Разочарование неопровержимо доказывает всю абсурдность треугольного желания. Вот герой вынужден, казалось бы, признать очевидное; никто и ничто больше не отделяет его от того омерзительно-униженного «Я», которое по воле желания было, в некотором смысле, скрыто от него завесою будущего. Лишившись желания, герой рискует сорваться в пропасть – совсем как проходчик, когда рвется веревка. Как ему избежать этой страшной участи?
Отрицать неудачу своего желания он не может, но способен ограничить ее последствия в отношении объекта, который он получил, – а возможно, также и указавшего ему на него медиатора. Разочарование доказывает абсурдность не всех метафизических желаний, а только этого частного желания, которое к такому разочарованию привело. Герой признает, что обманулся: той инициатической ценности, которая ему приписывалась, объект не имел. Эта ценность, однако же, переносится им на второй объект, на новое желание. Герой будет идти по жизни, перескакивая с одного желания на другое, – подобно тому, как по скользким камешкам пересекают ручей.
Тут есть две возможности. Разочарованный герой может либо устроить так, чтобы на новый объект ему указал старый медиатор, либо же сменить медиатора. Это решение определяется не «психологией» и не «свободой»: как и множество других аспектов метафизического желания, оно зависит от дистанции, отделяющей героя от медиатора.
Когда эта дистанция велика, объект, как мы знаем, метафизическим достоинством крайне беден. Престиж медиатора не распространяется на частные желания. Бог, единственный и неизменный, возвышается над всеми превратностями жизни. У Дон Кихота множество приключений, но во всех он – лишь Амадис; госпожа Бовари может бесконечно менять любовников, но мечта ее остается прежней. Стоит медиатору приблизиться, как он крепко увязывается с объектом и берет желание, если можно так выразиться, под свою «божественную ответственность». Поэтому неудача такого желания, расходясь от объекта подобно кругам на воде, может поставить под вопрос и самого медиатора. Сперва идол лишь покачнется на своем пьедестале, но если разочарование будет достаточно сильным, он обрушится вниз. С небывалой внимательностью к деталям такое падение медиатора описывает Пруст, и это событие становится подлинной революцией в жизни субъекта. Медиатор как бы намагничивает все ее элементы, сообщая им иерархию и даже значение. Исходя из этого, ясно, что субъект прилагает все возможные усилия к тому, чтобы отсрочить подобный опыт, по необходимости крайне мучительный.
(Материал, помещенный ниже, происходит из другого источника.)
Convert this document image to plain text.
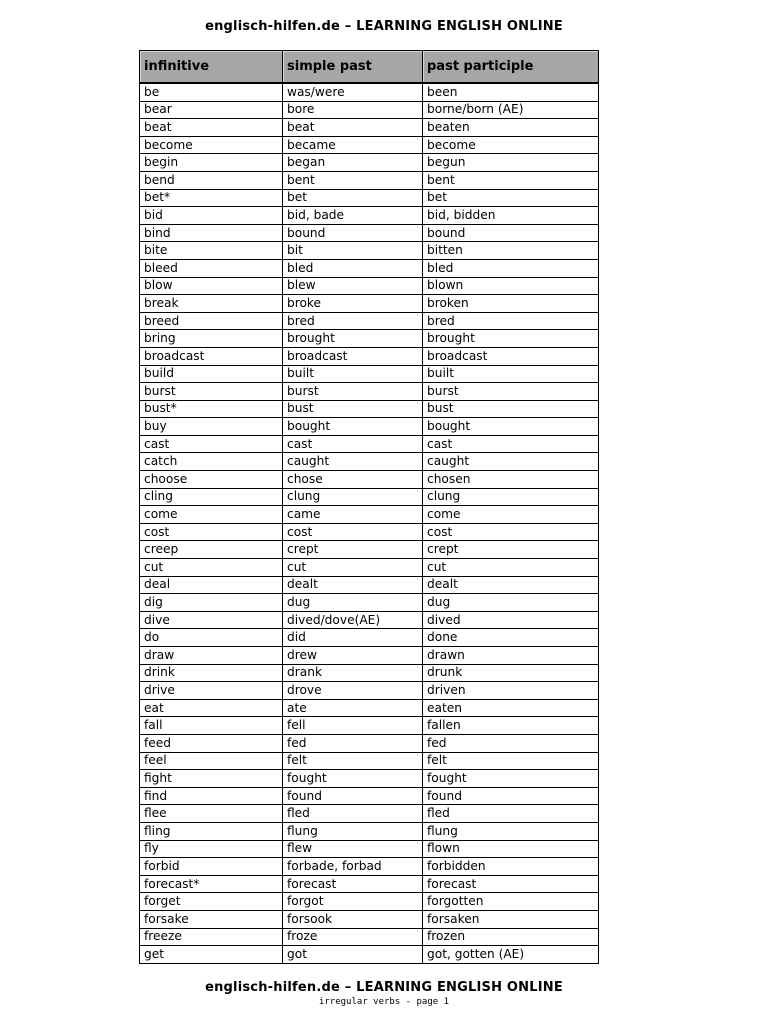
englisch-hilfen.de – LEARNING ENGLISH ONLINE
infinitive	simple past	past participle
be	was/were	been
bear	bore	borne/born (AE)
beat	beat	beaten
become	became	become
begin	began	begun
bend	bent	bent
bet*	bet	bet
bid	bid, bade	bid, bidden
bind	bound	bound
bite	bit	bitten
bleed	bled	bled
blow	blew	blown
break	broke	broken
breed	bred	bred
bring	brought	brought
broadcast	broadcast	broadcast
build	built	built
burst	burst	burst
bust*	bust	bust
buy	bought	bought
cast	cast	cast
catch	caught	caught
choose	chose	chosen
cling	clung	clung
come	came	come
cost	cost	cost
creep	crept	crept
cut	cut	cut
deal	dealt	dealt
dig	dug	dug
dive	dived/dove(AE)	dived
do	did	done
draw	drew	drawn
drink	drank	drunk
drive	drove	driven
eat	ate	eaten
fall	fell	fallen
feed	fed	fed
feel	felt	felt
fight	fought	fought
find	found	found
flee	fled	fled
fling	flung	flung
fly	flew	flown
forbid	forbade, forbad	forbidden
forecast*	forecast	forecast
forget	forgot	forgotten
forsake	forsook	forsaken
freeze	froze	frozen
get	got	got, gotten (AE)
englisch-hilfen.de – LEARNING ENGLISH ONLINE
irregular verbs - page 1
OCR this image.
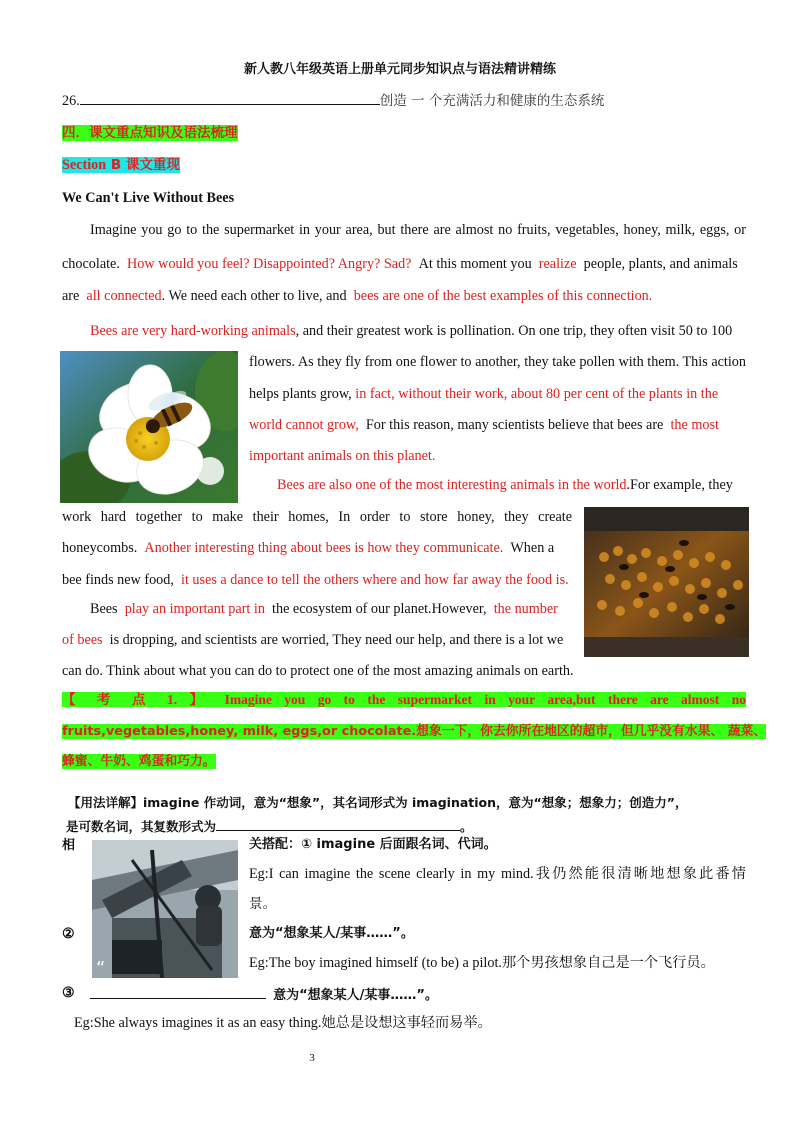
新人教八年级英语上册单元同步知识点与语法精讲精练
26.	创造 一 个充满活力和健康的生态系统
四．课文重点知识及语法梳理
Section B 课文重现
We Can't Live Without Bees
Imagine you go to the supermarket in your area, but there are almost no fruits, vegetables, honey, milk, eggs, or
chocolate. How would you feel? Disappointed? Angry? Sad? At this moment you realize people, plants, and animals
are all connected. We need each other to live, and bees are one of the best examples of this connection.
Bees are very hard-working animals, and their greatest work is pollination. On one trip, they often visit 50 to 100
flowers. As they fly from one flower to another, they take pollen with them. This action
helps plants grow, in fact, without their work, about 80 per cent of the plants in the
world cannot grow, For this reason, many scientists believe that bees are the most
important animals on this planet.
Bees are also one of the most interesting animals in the world.For example, they
work hard together to make their homes, In order to store honey, they create
honeycombs. Another interesting thing about bees is how they communicate. When a
bee finds new food, it uses a dance to tell the others where and how far away the food is.
Bees play an important part in the ecosystem of our planet.However, the number
of bees is dropping, and scientists are worried, They need our help, and there is a lot we
can do. Think about what you can do to protect one of the most amazing animals on earth.
【 考 点 1. 】 Imagine you go to the supermarket in your area,but there are almost no
fruits,vegetables,honey, milk, eggs,or chocolate.想象一下，你去你所在地区的超市，但几乎没有水果、 蔬菜、
蜂蜜、牛奶、鸡蛋和巧力。
【用法详解】imagine 作动词，意为“想象”，其名词形式为 imagination，意为“想象；想象力；创造力”，
是可数名词，其复数形式为	。
相
“
关搭配：① imagine 后面跟名词、代词。
Eg:I can imagine the scene clearly in my mind.我仍然能很清晰地想象此番情
景。
②	意为“想象某人/某事……”。
Eg:The boy imagined himself (to be) a pilot.那个男孩想象自己是一个飞行员。
③	意为“想象某人/某事……”。
Eg:She always imagines it as an easy thing.她总是设想这事轻而易举。
3
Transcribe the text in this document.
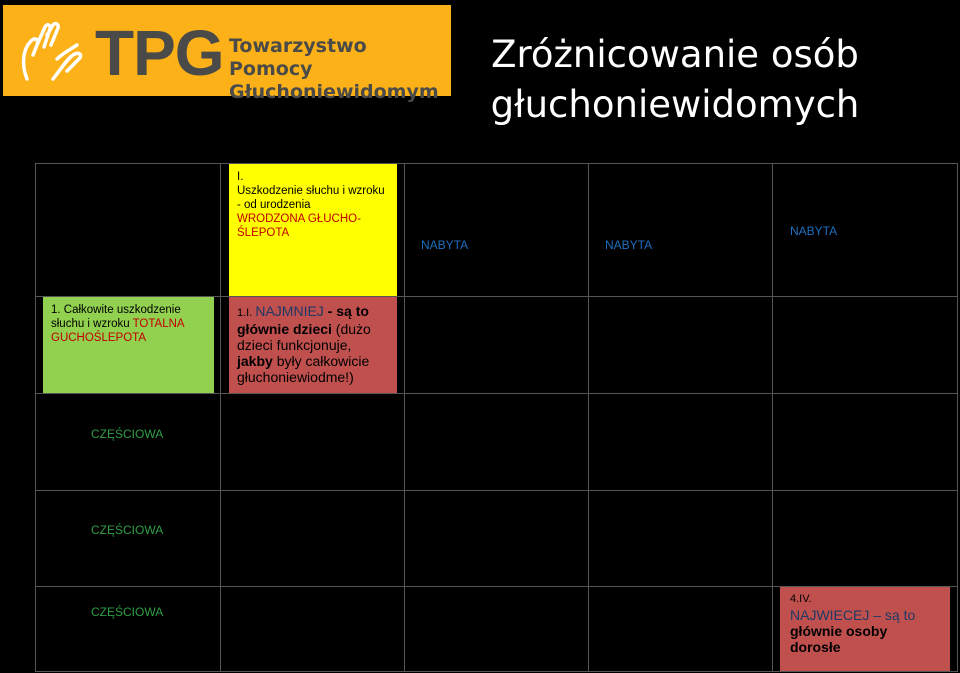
TPG Towarzystwo Pomocy
Głuchoniewidomym
Zróżnicowanie osób
głuchoniewidomych
I.
Uszkodzenie słuchu i wzroku
- od urodzenia
WRODZONA GŁUCHO-
ŚLEPOTA
NABYTA	NABYTA
NABYTA
1. Całkowite uszkodzenie
słuchu i wzroku TOTALNA
GUCHOŚLEPOTA
1.I. NAJMNIEJ - są to
głównie dzieci (dużo
dzieci funkcjonuje,
jakby były całkowicie
głuchoniewiodme!)
CZĘŚCIOWA
CZĘŚCIOWA
CZĘŚCIOWA
4.IV.
NAJWIECEJ – są to
głównie osoby
dorosłe
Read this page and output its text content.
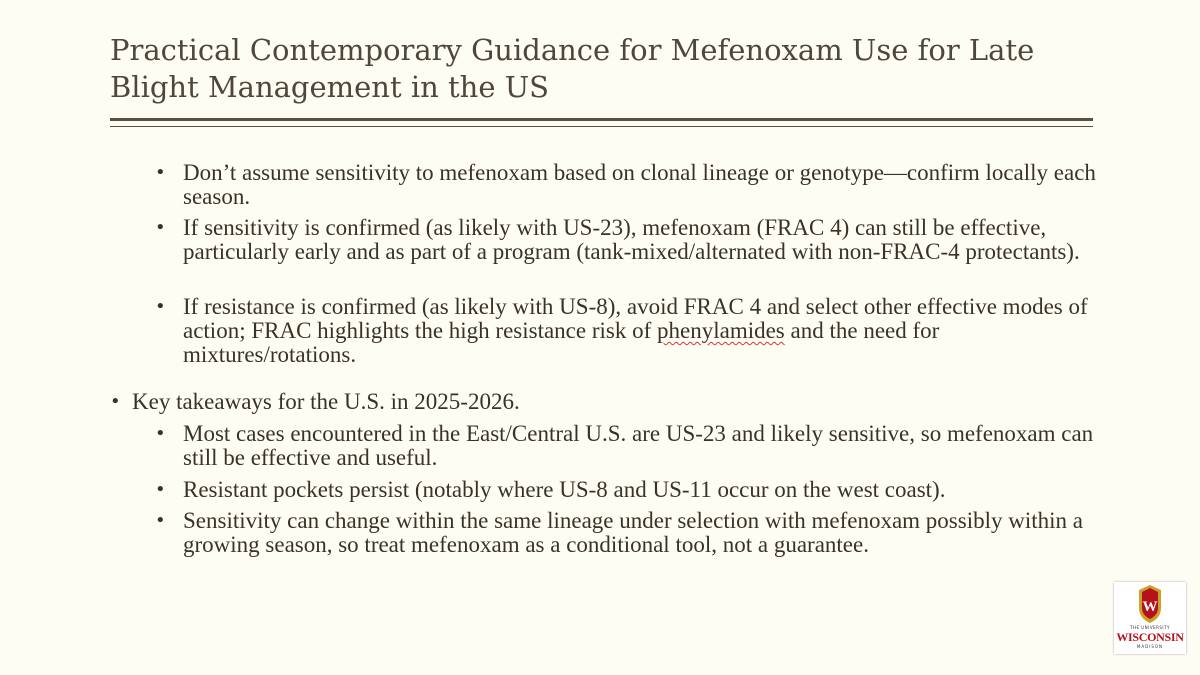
Practical Contemporary Guidance for Mefenoxam Use for Late Blight Management in the US
• Don’t assume sensitivity to mefenoxam based on clonal lineage or genotype—confirm locally each season.
• If sensitivity is confirmed (as likely with US-23), mefenoxam (FRAC 4) can still be effective, particularly early and as part of a program (tank-mixed/alternated with non-FRAC-4 protectants).
• If resistance is confirmed (as likely with US-8), avoid FRAC 4 and select other effective modes of action; FRAC highlights the high resistance risk of phenylamides and the need for mixtures/rotations.
• Key takeaways for the U.S. in 2025-2026.
• Most cases encountered in the East/Central U.S. are US-23 and likely sensitive, so mefenoxam can still be effective and useful.
• Resistant pockets persist (notably where US-8 and US-11 occur on the west coast).
• Sensitivity can change within the same lineage under selection with mefenoxam possibly within a growing season, so treat mefenoxam as a conditional tool, not a guarantee.
W
THE UNIVERSITY
WISCONSIN
MADISON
Когда рассказчика после стольких лет пустых ожиданий наконец приглашают к Германтам, он неизбежно испытывает разочарование: и здесь – все та же посредственность, все те же клише, что и в прочих салонах. Неужели Германты со своими гостями – этими сверхчеловеческими существами – и впрямь собираются лишь затем, чтобы в тех же словах и таким же тоном, что и прочие светские люди, обсудить дело Дрейфуса или новый роман? Марсель ищет объяснение, способное примирить священный престиж медиатора с негативным опытом обладания. В тот первый вечер ему даже почти удается убедить себя, будто это его профанирующее присутствие прервало те аристократические таинства, свершение которых возобновится лишь после его ухода. Вера этого святого Фомы-наоборот так сильна, что какое-то время даже выдерживает явное доказательство небытия идола.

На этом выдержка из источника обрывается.